Yes, Your Start-up is Great, but You Still Have to Eat Your (Regulatory) Vegetables: Understanding Chemical Regulatory Obligations
Many green businesses may assume that they do not need to be concerned with regulations, such as the Toxic Substances Control Act (TSCA) because they are using or making “non-toxic” chemicals. But, manufacturers and importers have regulatory obligations that apply to all chemicals, both benign and hazardous. Failure to comply with these regulations can result in fines and other consequences that could cripple a business, just as it is getting started.
Northwest Green Chemistry and the International Living Future Institute (ILFI) cohost a webinar focused on disclosure, assessment and optimization of chemicals, materials and products. James Connelly from ILFI describe their efforts in this space, with a focus on the Living Product Challenge, and talk about how ToxServices' Full Materials Disclosure™ (FMD™) is being adapted to their program. Edward Pavia walks through each step of ToxServices' FMD™ program, a streamlined and cost-effective approach for chemical hazard assessment and product optimization.
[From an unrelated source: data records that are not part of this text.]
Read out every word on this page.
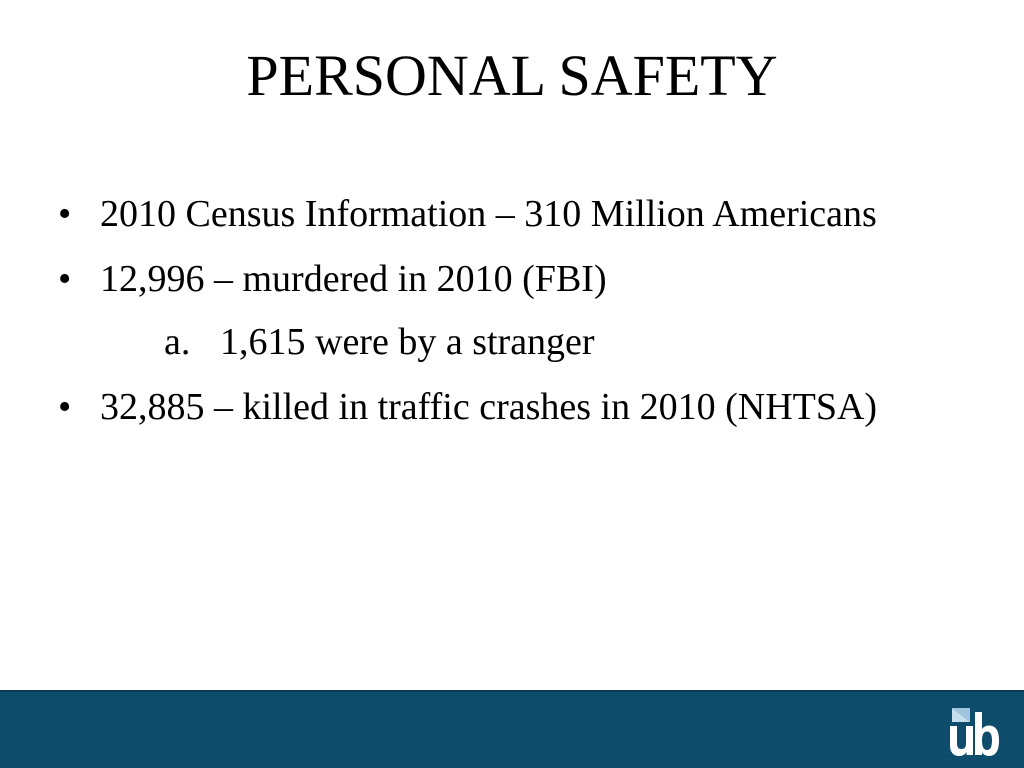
PERSONAL SAFETY
• 2010 Census Information – 310 Million Americans
• 12,996 – murdered in 2010 (FBI)
a. 1,615 were by a stranger
• 32,885 – killed in traffic crashes in 2010 (NHTSA)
How do the principles of green chemistry and engineering inform sustainable product design? Application of these principles ensures that products use materials that are safe, that can flow in a circular economy, and that have a beneficial impact on natural resources. Gifford Pinchot III, Founder and President Emeritus of Pinchot University, introduces the topic, followed by three leading experts who each explain one of the three main branches of the Design Principles for Sustainable and Green Chemistry and Engineering, linking these to successful business examples.
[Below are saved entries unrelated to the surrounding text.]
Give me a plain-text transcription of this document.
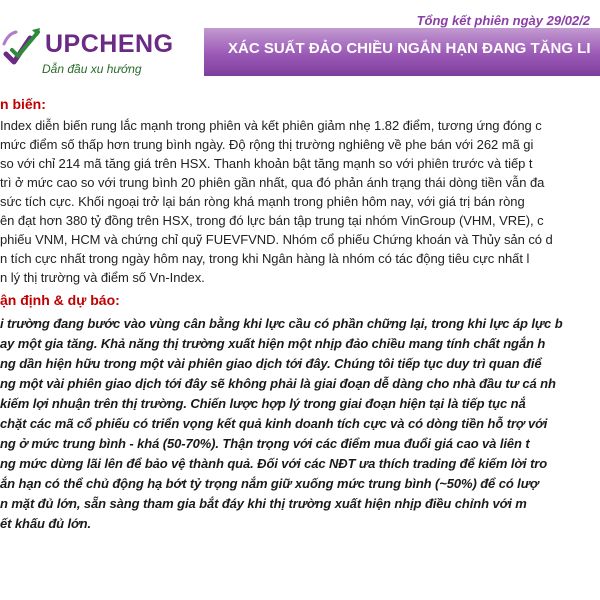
UPCHENG
Dẫn đầu xu hướng
Tổng kết phiên ngày 29/02/2
XÁC SUẤT ĐẢO CHIỀU NGẮN HẠN ĐANG TĂNG LI
n biến:
Index diễn biến rung lắc mạnh trong phiên và kết phiên giảm nhẹ 1.82 điểm, tương ứng đóng c
mức điểm số thấp hơn trung bình ngày. Độ rộng thị trường nghiêng về phe bán với 262 mã gi
so với chỉ 214 mã tăng giá trên HSX. Thanh khoản bật tăng mạnh so với phiên trước và tiếp t
trì ở mức cao so với trung bình 20 phiên gần nhất, qua đó phản ánh trạng thái dòng tiền vẫn đa
sức tích cực. Khối ngoại trở lại bán ròng khá mạnh trong phiên hôm nay, với giá trị bán ròng
ên đạt hơn 380 tỷ đồng trên HSX, trong đó lực bán tập trung tại nhóm VinGroup (VHM, VRE), c
phiếu VNM, HCM và chứng chỉ quỹ FUEVFVND. Nhóm cổ phiếu Chứng khoán và Thủy sản có d
n tích cực nhất trong ngày hôm nay, trong khi Ngân hàng là nhóm có tác động tiêu cực nhất l
n lý thị trường và điểm số Vn-Index.
ận định & dự báo:
i trường đang bước vào vùng cân bằng khi lực cầu có phần chững lại, trong khi lực áp lực b
ay một gia tăng. Khả năng thị trường xuất hiện một nhịp đảo chiều mang tính chất ngắn h
ng dần hiện hữu trong một vài phiên giao dịch tới đây. Chúng tôi tiếp tục duy trì quan điể
ng một vài phiên giao dịch tới đây sẽ không phải là giai đoạn dễ dàng cho nhà đầu tư cá nh
kiếm lợi nhuận trên thị trường. Chiến lược hợp lý trong giai đoạn hiện tại là tiếp tục nắ
chặt các mã cổ phiếu có triển vọng kết quả kinh doanh tích cực và có dòng tiền hỗ trợ với
ng ở mức trung bình - khá (50-70%). Thận trọng với các điểm mua đuổi giá cao và liên t
ng mức dừng lãi lên để bảo vệ thành quả. Đối với các NĐT ưa thích trading để kiếm lời tro
ắn hạn có thể chủ động hạ bớt tỷ trọng nắm giữ xuống mức trung bình (~50%) để có lượ
n mặt đủ lớn, sẵn sàng tham gia bắt đáy khi thị trường xuất hiện nhịp điều chỉnh với m
ết khấu đủ lớn.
How do green entrepreneurs fund their businesses? Our speakers take you on a journey from broad green funding concepts down to specific funding opportunities. Roy Nott (President, Surfactor Americas, and member of the NGC Advisory Council) provides a quick introduction to appropriate funding sources at different business stages. The co-founder and CEO of the American Sustainable Business Council, David Levine, provides the business case for going green. Adrian Horotan talks about Safer Made, a venture fund that invests in companies and technologies that reduce people’s exposure to hazardous chemicals.
What does it take to achieve success as a green business? Entrepreneurs Mickey Blake from Floral Soil Solutions and Zach Wilkinson from Tidal Vision share their perspectives and answer your questions. How did they apply green chemistry and engineering to their businesses? What were their biggest obstacles? What advice would they offer to other green entrepreneurs?